No. 13 UVA turns attention to Georgia Tech; Tony likes ditching the suits
By Jerry Ratcliffe
With Wednesday night’s home game against NC State now postponed due to Covid-19 problems within the Wolfpack basketball program, Virginia coach Tony Bennett must turn his thoughts toward Saturday night when Georgia Tech comes to Charlottesville.
The Cavaliers, who jumped from No. 18 to No. 13 in the AP Top 25 poll this week, are coming off an utter annihilation of No. 12 Clemson last weekend and are now 5-0 in the ACC and 9-2 overall. It’s difficult to maintain momentum when it seems every other game includes a postponement.
“We’ve got to take the hand that’s dealt,” Bennett said Monday.
The hand is just working on his own program for another few days before facing the Yellow Jackets, who really know the definition of interruption.

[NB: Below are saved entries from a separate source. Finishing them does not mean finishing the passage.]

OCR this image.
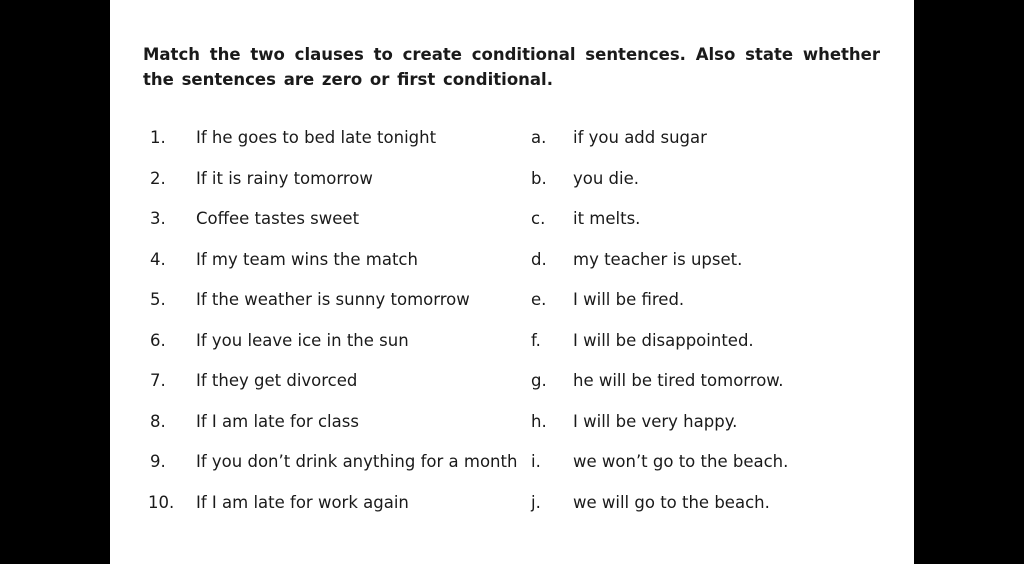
Match the two clauses to create conditional sentences. Also state whether the sentences are zero or first conditional.

1. If he goes to bed late tonight	a. if you add sugar
2. If it is rainy tomorrow	b. you die.
3. Coffee tastes sweet	c. it melts.
4. If my team wins the match	d. my teacher is upset.
5. If the weather is sunny tomorrow	e. I will be fired.
6. If you leave ice in the sun	f. I will be disappointed.
7. If they get divorced	g. he will be tired tomorrow.
8. If I am late for class	h. I will be very happy.
9. If you don’t drink anything for a month i. we won’t go to the beach.
10. If I am late for work again	j. we will go to the beach.
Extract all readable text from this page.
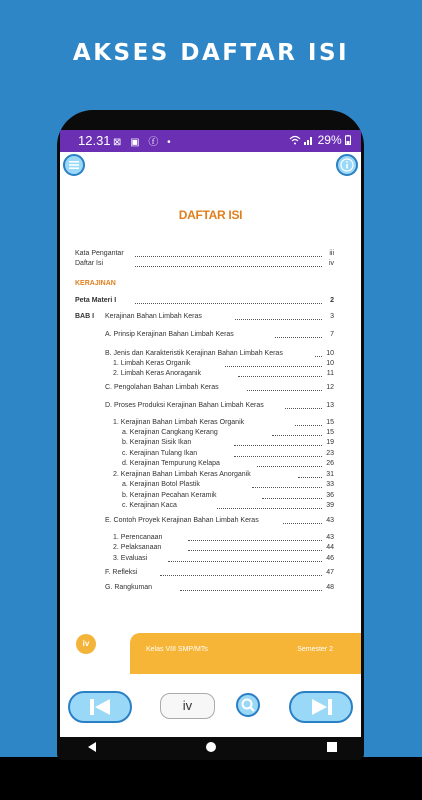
AKSES DAFTAR ISI
12.31 ⊠ ▣ ⓕ •	29%
DAFTAR ISI
Kata Pengantar	iii
Daftar Isi	iv
KERAJINAN
Peta Materi I	2
BAB I Kerajinan Bahan Limbah Keras	3
A. Prinsip Kerajinan Bahan Limbah Keras	7
B. Jenis dan Karakteristik Kerajinan Bahan Limbah Keras	10
1. Limbah Keras Organik	10
2. Limbah Keras Anoraganik	11
C. Pengolahan Bahan Limbah Keras	12
D. Proses Produksi Kerajinan Bahan Limbah Keras	13
1. Kerajinan Bahan Limbah Keras Organik	15
a. Kerajinan Cangkang Kerang	15
b. Kerajinan Sisik Ikan	19
c. Kerajinan Tulang Ikan	23
d. Kerajinan Tempurung Kelapa	26
2. Kerajinan Bahan Limbah Keras Anorganik	31
a. Kerajinan Botol Plastik	33
b. Kerajinan Pecahan Keramik	36
c. Kerajinan Kaca	39
E. Contoh Proyek Kerajinan Bahan Limbah Keras	43
1. Perencanaan	43
2. Pelaksanaan	44
3. Evaluasi	46
F. Refleksi	47
G. Rangkuman	48
iv
Kelas VIII SMP/MTs	Semester 2
iv
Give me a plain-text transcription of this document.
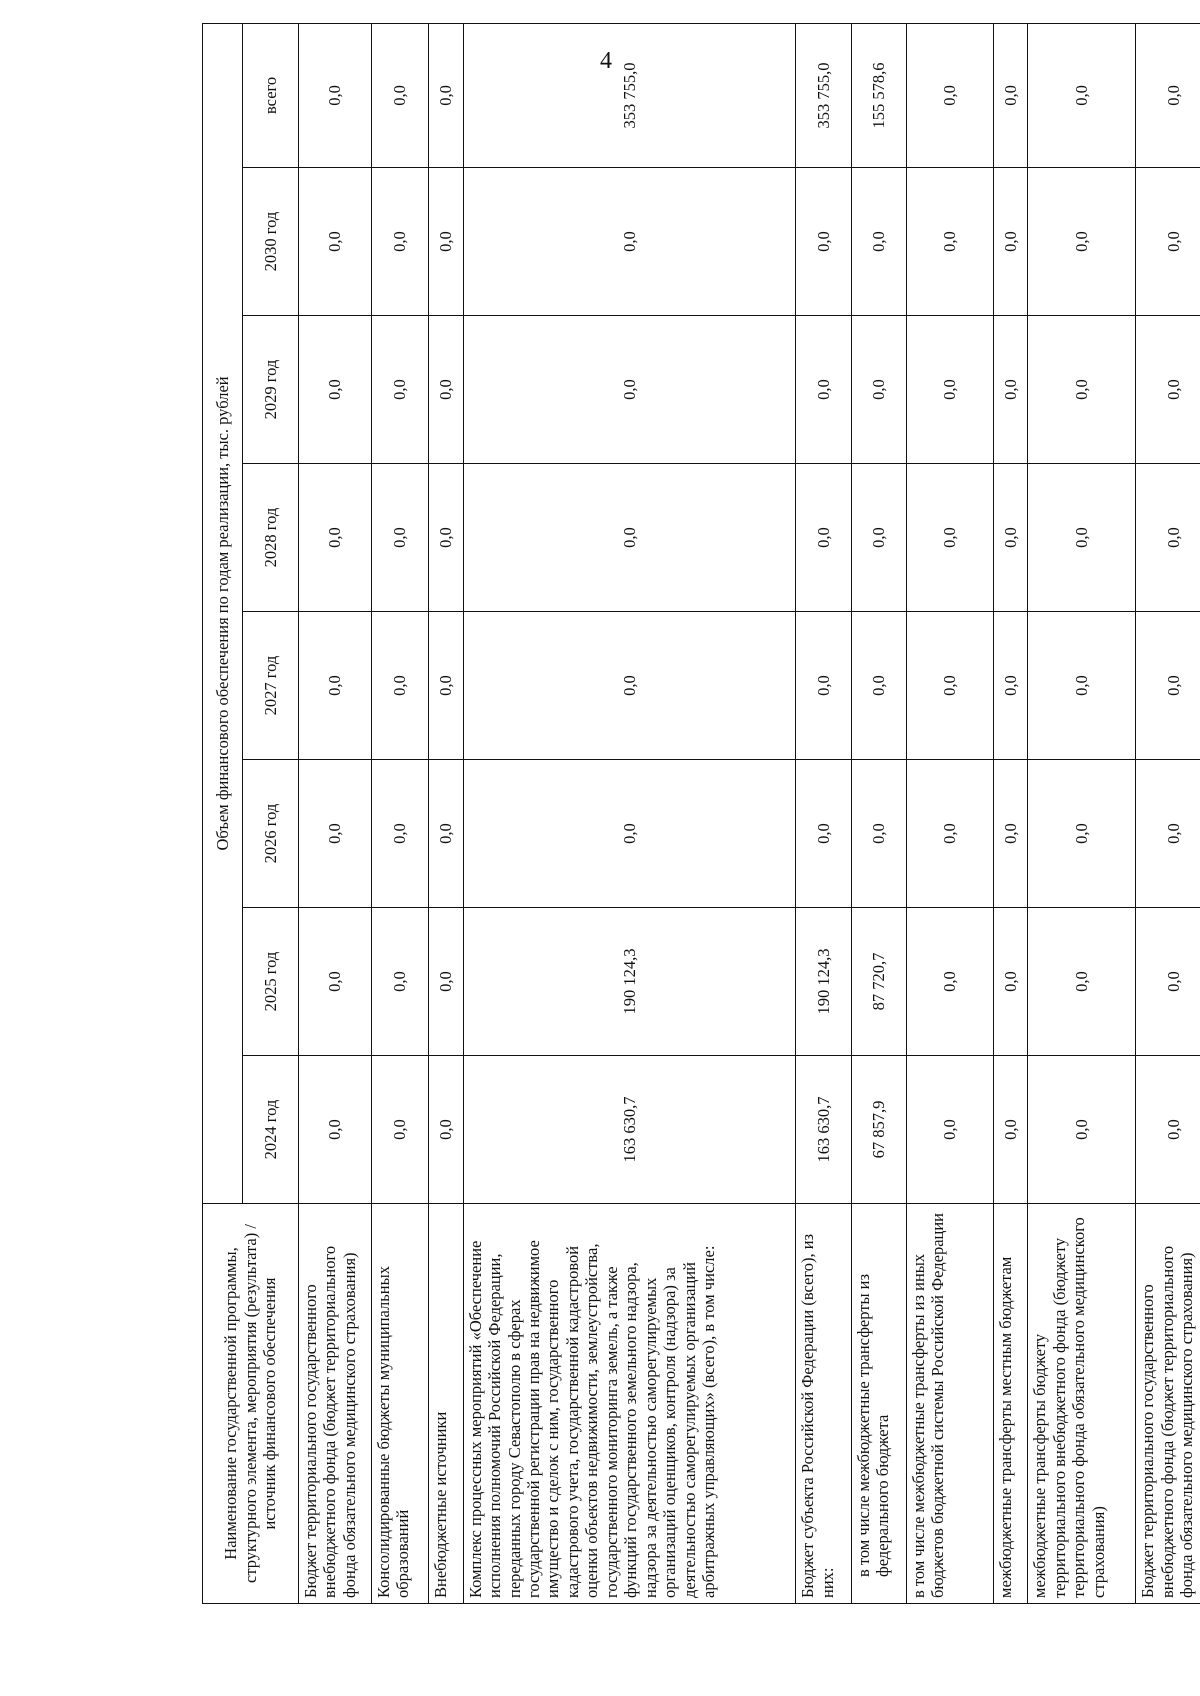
4
Наименование государственной программы, структурного элемента, мероприятия (результата) / источник финансового обеспечения	Объем финансового обеспечения по годам реализации, тыс. рублей							
	2024 год	2025 год	2026 год	2027 год	2028 год	2029 год	2030 год	всего
Бюджет территориального государственного внебюджетного фонда (бюджет территориального фонда обязательного медицинского страхования)	0,0	0,0	0,0	0,0	0,0	0,0	0,0	0,0
Консолидированные бюджеты муниципальных образований	0,0	0,0	0,0	0,0	0,0	0,0	0,0	0,0
Внебюджетные источники	0,0	0,0	0,0	0,0	0,0	0,0	0,0	0,0
Комплекс процессных мероприятий «Обеспечение исполнения полномочий Российской Федерации, переданных городу Севастополю в сферах государственной регистрации прав на недвижимое имущество и сделок с ним, государственного кадастрового учета, государственной кадастровой оценки объектов недвижимости, землеустройства, государственного мониторинга земель, а также функций государственного земельного надзора, надзора за деятельностью саморегулируемых организаций оценщиков, контроля (надзора) за деятельностью саморегулируемых организаций арбитражных управляющих» (всего), в том числе:	163 630,7	190 124,3	0,0	0,0	0,0	0,0	0,0	353 755,0
Бюджет субъекта Российской Федерации (всего), из них:	163 630,7	190 124,3	0,0	0,0	0,0	0,0	0,0	353 755,0
в том числе межбюджетные трансферты из федерального бюджета	67 857,9	87 720,7	0,0	0,0	0,0	0,0	0,0	155 578,6
в том числе межбюджетные трансферты из иных бюджетов бюджетной системы Российской Федерации	0,0	0,0	0,0	0,0	0,0	0,0	0,0	0,0
межбюджетные трансферты местным бюджетам	0,0	0,0	0,0	0,0	0,0	0,0	0,0	0,0
межбюджетные трансферты бюджету территориального внебюджетного фонда (бюджету территориального фонда обязательного медицинского страхования)	0,0	0,0	0,0	0,0	0,0	0,0	0,0	0,0
Бюджет территориального государственного внебюджетного фонда (бюджет территориального фонда обязательного медицинского страхования)	0,0	0,0	0,0	0,0	0,0	0,0	0,0	0,0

Georgia Tech ends a 17-day pause since its last game if the Jackets can play their scheduled home game Wednesday night against Clemson, which dropped to No. 20 nationally after their blowout loss to Bennett’s Wahoos. Even if Tech plays the game versus Clemson, the Jackets will be shorthanded after having four consecutive games postponed, the first three with his own team and the other due to NC State’s virus issues.
However, Tech coach Josh Pastner said he expects his full roster to be available for Saturday’s game at Virginia. He realizes that won’t be an easy task for his team, noting that what makes the Cavaliers elite is their offensive prowess. The defense, he said, is always going to be there.
This is the highest-scoring team during the Bennett era and that showed Saturday when the Cavaliers pounded Clemson _ which entered the game as the No. 1 ranked team in the country in defensive efficiency _ 85-50 at Clemson, and posted a season-high 60.7 percent shooting, including 15 3-pointers, including nine straight in the second half.
Bennett, who said that he actually enjoys film study of not only his team but opponents, was somewhat blown away when he reviewed the offensive portion of Virginia’s win over the Tigers. He hadn’t realized that his team had made nine consecutive 3-pointers in the second half.
The UVA coach revealed that when he does film study he always looks at the Cavaliers’ defensive performance first, and will watch the defensive angle a few times before turning to look exclusively at the offense. When he’s viewing the videos, he looks for little things that perhaps he can use to strengthen the team in certain areas, or maybe adding a wrinkle or two
“You’re looking for a 1 percent or 2 percent increase,” in efficiency, Bennett said.
He also shared his thoughts on coaches being allowed to wear coaching gear, polo shirt and slacks, to games rather than suits and ties.
Whoever started that trend anyway? Maybe Bobby Knight, Bob Huggins and Lou Carnesecca were on to something?
Bennett did not wear a tie when he was head coach at Washington State but was advised by former UVA athletic director Craig Littlepage to wear one when Bennett became the Cavaliers coach. Since Littlepage retired, his replacement, Carla Williams, hasn’t objected to Bennett ditching the tie.
“No way coaches should ever go back to wearing suits,” Bennett chuckled. “There would not be pushback from the majority of coaches.”
He’s right, you know. Most coaches would rather dress the way they do for practice, particularly Notre Dame coach Mike Brey, who perhaps stretched the boundaries when he coached a game in shorts this season
Bennett said he and his staff have talked about the practice garb vs game garb a few times and they were all in favor of just wearing polos and slacks.
“We’re not a GQ staff,” Bennett guffawed.
Virginia’s female base might argue that point about Bennett’s image, but the coach is more concerned with comfort.